Катон посмотрел вниз на восковую табличку.
— Еще один раненый с резаной раной бедра быстро идет на поправку. Он в лазарете, но через несколько дней встанет на ноги. Кроме того, у нас четверо ходячих раненых — эти все скоро вернутся в строй. Но на данный момент полностью боеспособными можно считать лишь пятьдесят восемь легионеров.
— Пятьдесят восемь, — хмуро повторил за ним Макрон. Бритты изрядно потрепали шестую центурию. На остров высаживались все восемьдесят бойцов, а теперь, спустя несколько дней, потеряно уже восемнадцать.

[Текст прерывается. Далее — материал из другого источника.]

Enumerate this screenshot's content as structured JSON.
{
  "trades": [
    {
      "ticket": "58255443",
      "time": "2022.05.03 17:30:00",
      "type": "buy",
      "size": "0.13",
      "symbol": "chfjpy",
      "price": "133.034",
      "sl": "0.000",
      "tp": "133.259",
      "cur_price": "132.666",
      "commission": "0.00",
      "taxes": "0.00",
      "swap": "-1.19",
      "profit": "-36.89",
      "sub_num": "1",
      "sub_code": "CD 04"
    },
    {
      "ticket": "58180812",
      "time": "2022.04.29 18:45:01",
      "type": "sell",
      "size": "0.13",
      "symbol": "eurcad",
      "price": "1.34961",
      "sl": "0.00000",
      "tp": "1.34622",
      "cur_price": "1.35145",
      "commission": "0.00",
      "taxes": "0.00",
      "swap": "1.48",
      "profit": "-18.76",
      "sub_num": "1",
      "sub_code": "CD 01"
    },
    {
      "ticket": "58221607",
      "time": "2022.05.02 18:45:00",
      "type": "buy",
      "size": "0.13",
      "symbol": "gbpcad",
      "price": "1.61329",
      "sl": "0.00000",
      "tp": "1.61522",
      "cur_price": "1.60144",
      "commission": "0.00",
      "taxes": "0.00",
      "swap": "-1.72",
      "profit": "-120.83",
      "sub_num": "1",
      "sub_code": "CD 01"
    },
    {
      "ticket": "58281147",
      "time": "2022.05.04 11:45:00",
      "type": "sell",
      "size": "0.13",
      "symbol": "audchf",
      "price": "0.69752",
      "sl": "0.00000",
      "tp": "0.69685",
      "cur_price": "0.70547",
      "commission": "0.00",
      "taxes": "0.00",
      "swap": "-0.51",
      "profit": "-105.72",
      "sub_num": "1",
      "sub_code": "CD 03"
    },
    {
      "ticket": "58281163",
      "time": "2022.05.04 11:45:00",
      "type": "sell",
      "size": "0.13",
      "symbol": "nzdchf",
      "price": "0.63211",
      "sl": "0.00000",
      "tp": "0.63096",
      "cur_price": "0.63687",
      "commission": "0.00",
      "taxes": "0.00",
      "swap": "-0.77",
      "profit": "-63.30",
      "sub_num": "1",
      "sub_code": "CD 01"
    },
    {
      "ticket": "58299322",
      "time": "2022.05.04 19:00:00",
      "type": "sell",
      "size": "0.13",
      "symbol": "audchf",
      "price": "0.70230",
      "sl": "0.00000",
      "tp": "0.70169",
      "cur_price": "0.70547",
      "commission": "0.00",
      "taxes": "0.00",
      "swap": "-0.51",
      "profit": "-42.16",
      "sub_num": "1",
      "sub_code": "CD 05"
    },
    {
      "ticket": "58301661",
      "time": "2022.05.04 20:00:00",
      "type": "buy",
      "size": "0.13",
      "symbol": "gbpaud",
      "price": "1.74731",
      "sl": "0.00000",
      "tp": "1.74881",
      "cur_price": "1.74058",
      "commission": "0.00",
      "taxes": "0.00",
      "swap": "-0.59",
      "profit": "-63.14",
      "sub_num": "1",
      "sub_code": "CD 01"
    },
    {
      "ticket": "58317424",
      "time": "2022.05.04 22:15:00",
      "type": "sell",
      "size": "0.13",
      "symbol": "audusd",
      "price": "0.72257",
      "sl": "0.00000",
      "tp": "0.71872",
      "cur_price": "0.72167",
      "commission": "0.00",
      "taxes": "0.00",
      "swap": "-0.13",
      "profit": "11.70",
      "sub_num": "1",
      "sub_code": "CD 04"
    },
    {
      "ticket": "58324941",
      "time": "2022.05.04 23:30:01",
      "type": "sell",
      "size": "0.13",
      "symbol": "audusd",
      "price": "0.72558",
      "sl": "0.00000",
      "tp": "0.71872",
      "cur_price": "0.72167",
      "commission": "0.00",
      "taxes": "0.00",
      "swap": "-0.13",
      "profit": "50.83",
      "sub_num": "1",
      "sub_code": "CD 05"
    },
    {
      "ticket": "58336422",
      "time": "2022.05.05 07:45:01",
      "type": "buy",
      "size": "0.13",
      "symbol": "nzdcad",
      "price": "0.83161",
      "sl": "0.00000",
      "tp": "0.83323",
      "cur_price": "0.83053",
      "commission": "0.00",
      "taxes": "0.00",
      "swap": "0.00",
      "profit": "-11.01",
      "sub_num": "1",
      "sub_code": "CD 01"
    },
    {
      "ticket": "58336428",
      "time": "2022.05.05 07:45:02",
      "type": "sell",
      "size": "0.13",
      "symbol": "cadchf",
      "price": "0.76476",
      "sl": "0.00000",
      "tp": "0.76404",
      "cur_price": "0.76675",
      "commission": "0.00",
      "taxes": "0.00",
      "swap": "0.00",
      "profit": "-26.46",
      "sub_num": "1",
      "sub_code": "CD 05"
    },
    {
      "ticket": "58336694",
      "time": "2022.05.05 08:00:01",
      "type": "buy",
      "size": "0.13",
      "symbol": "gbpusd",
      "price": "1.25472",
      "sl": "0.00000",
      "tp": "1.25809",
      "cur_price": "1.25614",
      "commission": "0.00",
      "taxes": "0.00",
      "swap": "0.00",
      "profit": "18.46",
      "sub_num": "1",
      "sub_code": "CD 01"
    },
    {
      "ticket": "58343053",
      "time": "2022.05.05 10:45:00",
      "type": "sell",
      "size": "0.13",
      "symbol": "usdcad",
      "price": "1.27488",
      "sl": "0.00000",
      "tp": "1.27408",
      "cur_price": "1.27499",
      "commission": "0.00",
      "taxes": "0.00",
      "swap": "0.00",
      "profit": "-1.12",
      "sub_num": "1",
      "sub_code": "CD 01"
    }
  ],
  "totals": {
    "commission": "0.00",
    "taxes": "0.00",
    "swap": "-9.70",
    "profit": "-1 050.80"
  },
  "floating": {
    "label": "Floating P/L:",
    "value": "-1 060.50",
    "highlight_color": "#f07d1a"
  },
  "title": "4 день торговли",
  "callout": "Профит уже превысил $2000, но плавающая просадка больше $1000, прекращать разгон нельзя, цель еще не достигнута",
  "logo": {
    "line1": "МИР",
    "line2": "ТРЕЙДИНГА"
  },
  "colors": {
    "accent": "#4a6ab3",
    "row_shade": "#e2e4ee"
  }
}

— Замены планируются, командир?
— Чтобы кем-то кого-либо заменять, надо доставить резервы из Галлии. Чтобы организовать переправу людей через пролив из Гесориакума, потребуется как минимум неделя.
— Так что пополнение мы получим не ранее чем после следующего сражения.
— Следующего сражения? — Катон выпрямился. — Какого сражения, командир?
— Не дрейфь, парень, это еще не самое худшее, — усмехнулся Макрон. — Легат собирал командиров и сообщил, что он получил весточку от командующего. Похоже, нам предстоит переправа через реку. Славную, большую, широкую реку. А на том берегу нас, ясное дело, будет ждать Каратак со своим войском… колесницами и всем прочим.
— А далеко ли это отсюда, командир?
— В одном дневном переходе. Судя по всему, Авл Плавт не собирается отираться возле реки. Он начнет переправу, как только мы подойдем.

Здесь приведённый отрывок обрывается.